If the user login and/or authentication information for the current website has been stored in the website database (step 345=YES), then the website access application will prompt the user to determine whether or not the user wishes to have the website access application enter the user login and/or authentication information for the current website from the website database (step 350). If so, the website access application will provide the necessary user login and/or authentication information for the current website from the website database (step 355) and then the user will access the website (step 370).
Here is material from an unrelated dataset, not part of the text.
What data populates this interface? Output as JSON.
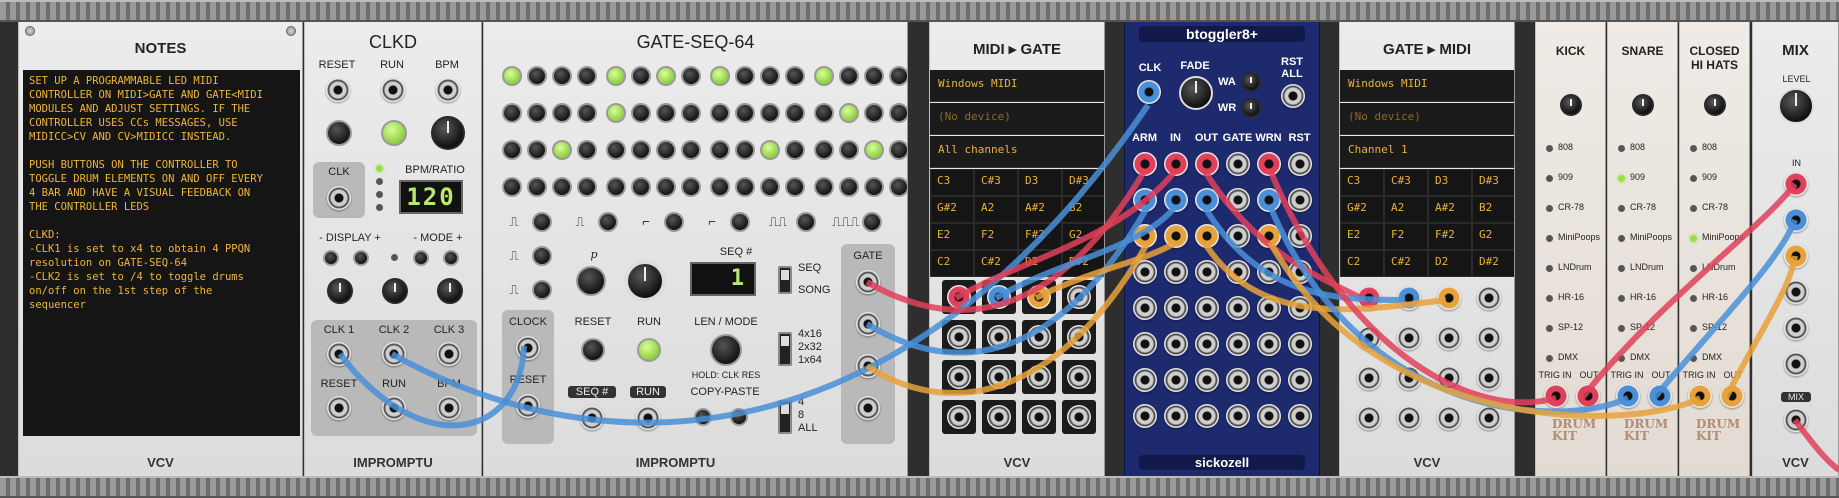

However, if the user login and/or authentication information for the current website has not been stored in the website database (step 345=NO), then the website access application will prompt the user to determine whether or not the user wishes to have the user login and/or authentication information for the current website into the website database (step 360). If so, the website access application will gather the necessary user login and/or authentication information for the current website and store it into the website database, provide the user login and/or authentication information to the website (step 365) and then the user will access the website (step 370). This process may be repeated for the duration of the web browser session by returning to step 330 or step 320 as shown in FIG. 3.

Referring now to FIG. 4, a method 400 for automatically accessing secure websites in accordance with a preferred embodiment of the present invention is depicted. The user will begin by launching the website access application (step 410). Next, in the most preferred embodiments of the present invention, the website access application will be used to authenticate the user (step 420). It is important to note that the user authentication process may be accomplished by any one of several different methodologies. In the most preferred embodiments of the present invention, a combination of various authentication methodologies will be employed.
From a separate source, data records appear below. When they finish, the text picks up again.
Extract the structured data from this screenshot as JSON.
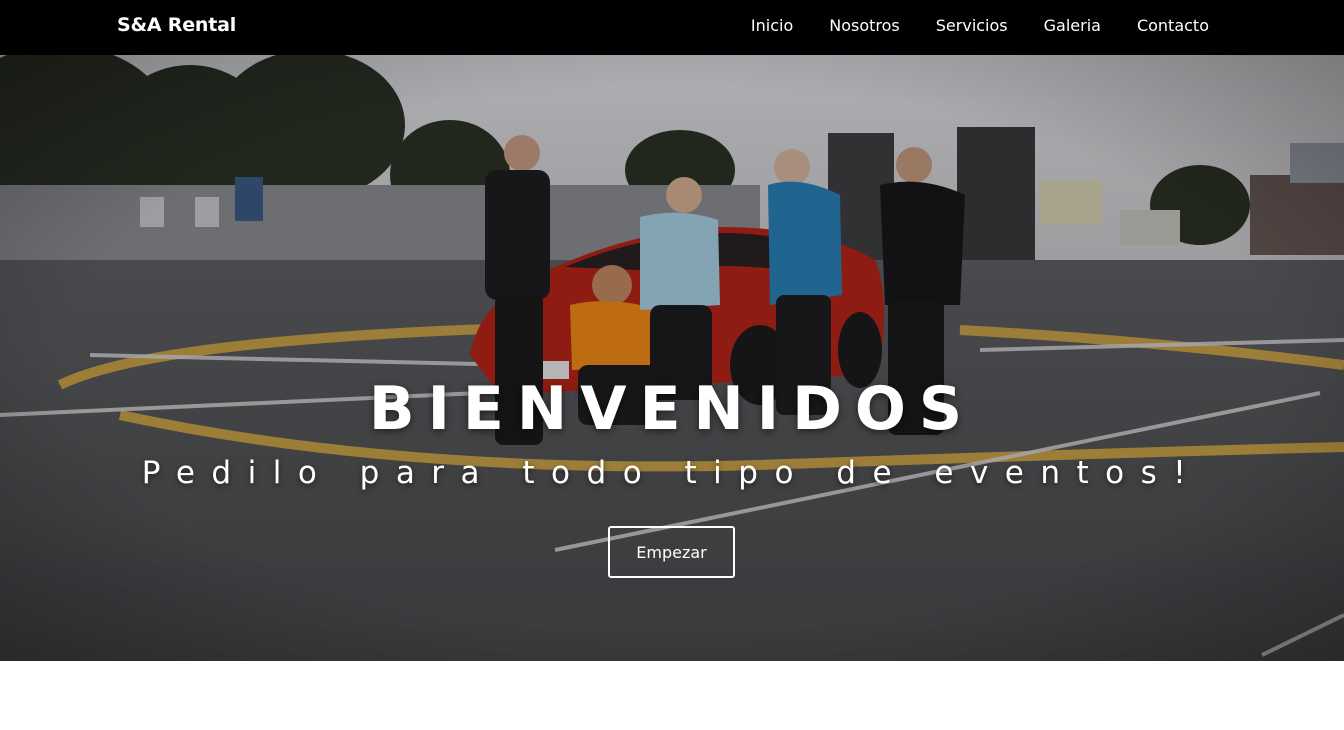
{
  "nav": {
    "brand": "S&A Rental",
    "links": [
      "Inicio",
      "Nosotros",
      "Servicios",
      "Galeria",
      "Contacto"
    ]
  },
  "hero": {
    "title": "BIENVENIDOS",
    "subtitle": "Pedilo para todo tipo de eventos!",
    "cta_label": "Empezar"
  },
  "colors": {
    "navbar_bg": "#000000",
    "text": "#ffffff",
    "car": "#c4281c",
    "lot_lines": "#c9a24a"
  }
}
Once the user has been authenticated, the website access application program will accept a keystroke combination entered by the user (step 430). This keystroke combination will activate a predetermined list of websites to be automatically logged in by the website access application. Accordingly, the website access application will access the previously identified portion of the website database (step 440) to identify the first URL associated with the entered keystroke. Once identified, the website access application will work in conjunction with the user's web browser software to navigate to the designated URL (step 450). Once at the designated website URL, the website access application will extract the user authentication data associated with that URL and enter the required authentication data to automatically log into the website at the designated URL (step 460). As shown in FIG. 4, this process may be repeated for as many websites are as associated with the keystroke entered by the user in step 430. In this fashion, a user may enter a single keystroke combination and have the website access application automatically login into-multiple secure websites with no further user interaction, thereby creating an “auto-login” feature for the user's pre-determined list of favorite websites.
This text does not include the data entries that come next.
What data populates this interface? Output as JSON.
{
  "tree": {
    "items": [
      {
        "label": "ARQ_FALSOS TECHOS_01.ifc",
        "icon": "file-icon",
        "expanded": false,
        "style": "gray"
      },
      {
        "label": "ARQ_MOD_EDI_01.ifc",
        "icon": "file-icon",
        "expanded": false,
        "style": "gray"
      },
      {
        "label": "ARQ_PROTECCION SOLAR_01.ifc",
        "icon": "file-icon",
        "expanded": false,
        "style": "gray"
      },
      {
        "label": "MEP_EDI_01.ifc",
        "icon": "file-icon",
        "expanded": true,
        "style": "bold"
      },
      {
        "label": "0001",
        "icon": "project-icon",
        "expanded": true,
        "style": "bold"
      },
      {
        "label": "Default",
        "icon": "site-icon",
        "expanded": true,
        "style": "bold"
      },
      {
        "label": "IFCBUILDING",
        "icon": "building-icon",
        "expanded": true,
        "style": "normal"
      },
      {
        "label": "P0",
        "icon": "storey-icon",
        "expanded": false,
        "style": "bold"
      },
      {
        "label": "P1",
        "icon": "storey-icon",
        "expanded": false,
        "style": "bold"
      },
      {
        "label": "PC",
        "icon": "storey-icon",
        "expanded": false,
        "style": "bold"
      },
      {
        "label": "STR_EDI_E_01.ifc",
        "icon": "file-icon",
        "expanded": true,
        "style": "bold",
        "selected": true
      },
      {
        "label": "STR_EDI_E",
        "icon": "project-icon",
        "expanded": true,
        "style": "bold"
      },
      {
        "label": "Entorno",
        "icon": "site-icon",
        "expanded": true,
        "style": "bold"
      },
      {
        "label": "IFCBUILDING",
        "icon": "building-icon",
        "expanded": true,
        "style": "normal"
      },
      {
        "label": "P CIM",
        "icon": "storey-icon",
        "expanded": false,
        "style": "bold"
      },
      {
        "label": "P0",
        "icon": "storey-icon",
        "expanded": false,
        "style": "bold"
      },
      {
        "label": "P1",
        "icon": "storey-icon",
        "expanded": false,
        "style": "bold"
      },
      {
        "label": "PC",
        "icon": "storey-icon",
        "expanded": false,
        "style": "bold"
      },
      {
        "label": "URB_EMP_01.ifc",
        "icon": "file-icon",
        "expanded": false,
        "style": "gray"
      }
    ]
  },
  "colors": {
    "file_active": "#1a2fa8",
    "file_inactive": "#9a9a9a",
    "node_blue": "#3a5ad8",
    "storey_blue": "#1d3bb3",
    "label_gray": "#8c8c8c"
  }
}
In the most preferred embodiments of the present invention, this auto-login functionality for multiple websites can be coordinated with the built-in security system of the computer operating system. By selecting this feature, whenever the user activates the screen-locking feature of the host computer (e.g., by pressing the F2 key on the keyboard), not only will the operating system functionality of locking the computer screen to prevent unauthorized access be performed, website access application 222 of FIG. 2 will begin processing the list of websites contained in website database 223 and logging the user into the previously designated websites, with no further user interaction. Then, when the user provides the appropriate access information to the operating system to gain access to computer again, website access application will have already provided access to the desired websites. This functionality will be most useful when the computer is first powered on, in the morning or otherwise, as it will allow the user to accomplish other tasks while website access application 222 completes the process of logging the user into the various pre-designated websites.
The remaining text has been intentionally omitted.